No-evidence Motion for Summary Judgment
In his sole issue, Appellant contends that he submitted sufficient evidence to require the trial court to overrule Appellee's no-evidence motion for summary judgment. After adequate time for discovery, a party, without presenting summary judgment evidence, may move for summary judgment on the ground that there is no evidence of one or more essential elements of a claim or defense on which an adverse party would have the burden of proof at trial. Tex. R. Civ. P. 166a(i). The motion must state the elements as to which there is no evidence. Id. The court must grant the motion unless the respondent produces summary judgment evidence raising a genuine issue of material fact. Id. The movant need not produce any proof in support of its no-evidence claim. See id.; see also, Judge David Hittner and Lynne Liberato, Summary Judgments in Texas, 34 Hous. L. Rev. 1303, 1356 (1998). The motion must be specific in alleging a lack of evidence on an essential element of a cause of action, but need not specifically attack the evidentiary components that may prove an element of the cause of action. See Denton v. Big Spring Hosp. Corp., 998 S.W.2d 294, 298 (Tex. App.-Eastland 1999, no pet.). Once a no-evidence motion has been filed in accordance with rule 166a(i), the burden shifts to the non-movant to bring forth evidence that raises a fact issue on the challenged evidence. See Macias v. Fiesta Mart, Inc., 988 S.W.2d 316, 316-17 (Tex. App.-Houston [14th Dist.] 1999, no pet.).
A no-evidence motion is properly granted if the non-movant fails to bring forth more than a scintilla of probative evidence to raise a genuine issue of material fact as to an essential element of the non-movant's claim on which the non-movant would have the burden of proof at trial. See Merrell Dow Pharmaceuticals, Inc. v. Havner, 953 S.W.2d 706, 711 (Tex.1997). If the evidence rises to a level that would enable reasonable, fair-minded persons to differ in their conclusions, then more than a scintilla of evidence exists. See Havner, 953 S.W.2d at 711. Less than a scintilla of evidence exists when the evidence is so weak as to do no more than create a mere surmise or suspicion of a fact, and the legal effect is that there is no evidence. See Kindred v. Con/Chem, Inc., 650 S.W.2d 61, 63 (Tex.1983).
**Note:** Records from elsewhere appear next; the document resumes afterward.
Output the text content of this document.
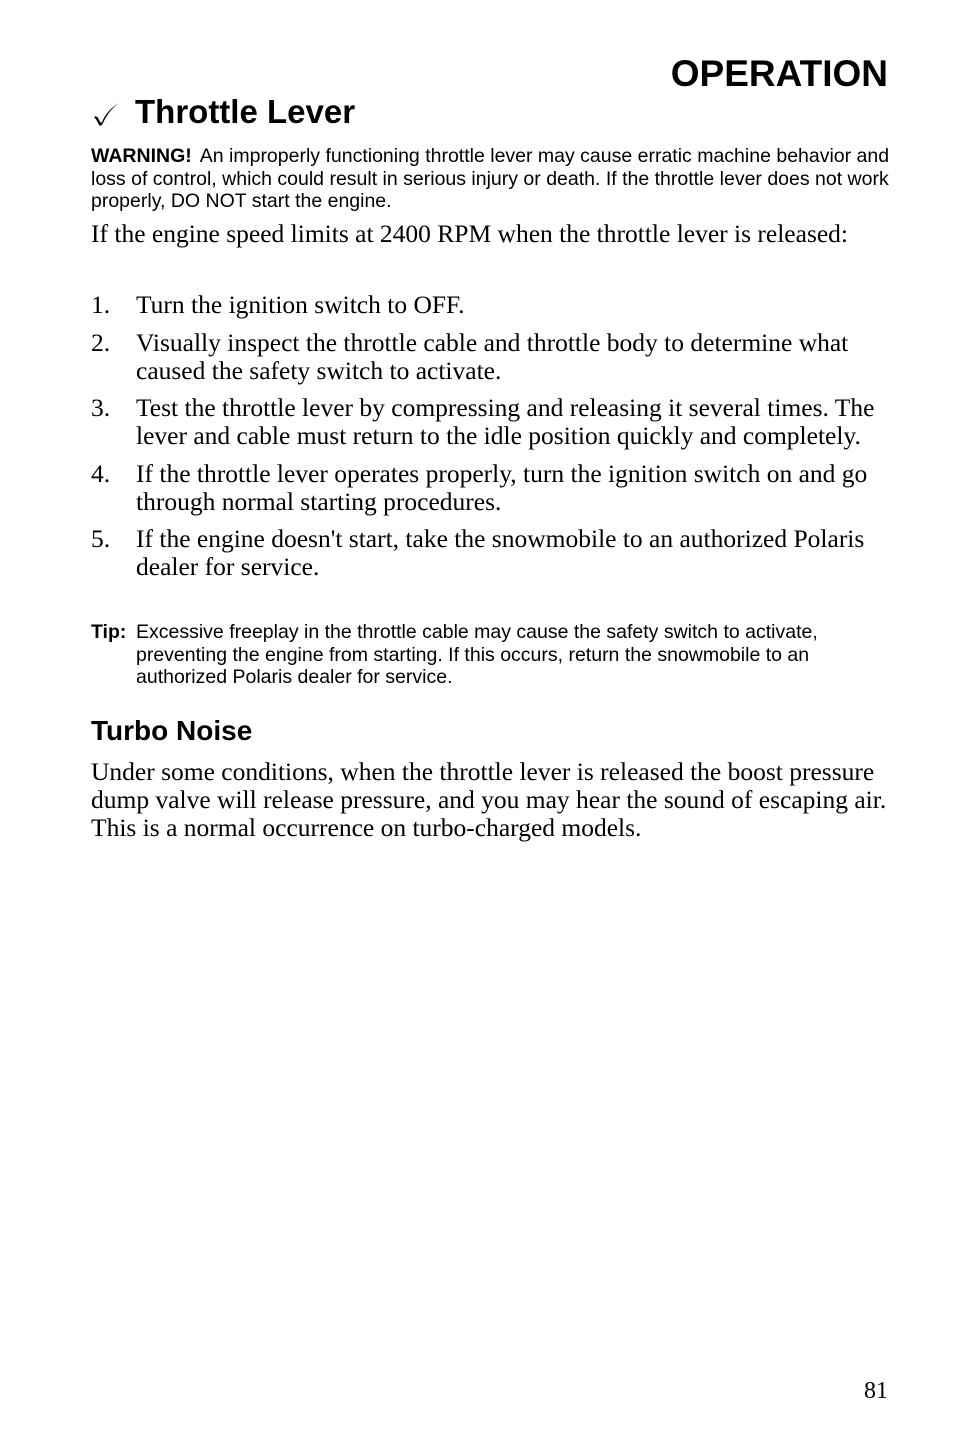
OPERATION
Throttle Lever

WARNING! An improperly functioning throttle lever may cause erratic machine behavior and loss of control, which could result in serious injury or death. If the throttle lever does not work properly, DO NOT start the engine.

If the engine speed limits at 2400 RPM when the throttle lever is released:

1.	Turn the ignition switch to OFF.
2.	Visually inspect the throttle cable and throttle body to determine what caused the safety switch to activate.
3.	Test the throttle lever by compressing and releasing it several times. The lever and cable must return to the idle position quickly and completely.
4.	If the throttle lever operates properly, turn the ignition switch on and go through normal starting procedures.
5.	If the engine doesn't start, take the snowmobile to an authorized Polaris dealer for service.
Tip: Excessive freeplay in the throttle cable may cause the safety switch to activate, preventing the engine from starting. If this occurs, return the snowmobile to an authorized Polaris dealer for service.
Turbo Noise

Under some conditions, when the throttle lever is released the boost pressure dump valve will release pressure, and you may hear the sound of escaping air. This is a normal occurrence on turbo-charged models.

81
On appeal, we will uphold a no-evidence summary judgment only if the summary judgment record reveals no evidence of the challenged element, i.e., (a) a complete absence of evidence as to the challenged element; (b) the evidence offered to prove the challenged element is no more than a mere scintilla; (c) the evidence establishes conclusively the opposite of the challenged element; or (d) the court is barred by rules of law or of evidence from giving weight to the only evidence offered to prove the challenged element. See Taylor-Made Hose, Inc. v. Wilkerson, 21 S.W.3d 484, 488 (Tex. App.-San Antonio 2000, pet. denied), (citing Robert W. Calvert, "No Evidence" and "Insufficient Evidence" Points of Error, 38 Tex. L. Rev. 361, 362-63 (1960)).
In the case at hand, Appellant argues in his brief that he provided more than a scintilla of evidence to support each element of his fraud claim. However, in order to determine the precise nature of Appellant's fraud claim, we must consider the factual allegations in Appellant's second amended petition. See Murray v. O&A Express, Inc., 630 S.W.2d 633, 636 (Tex. 1982) (a plaintiff's petition defines the issues in the lawsuit).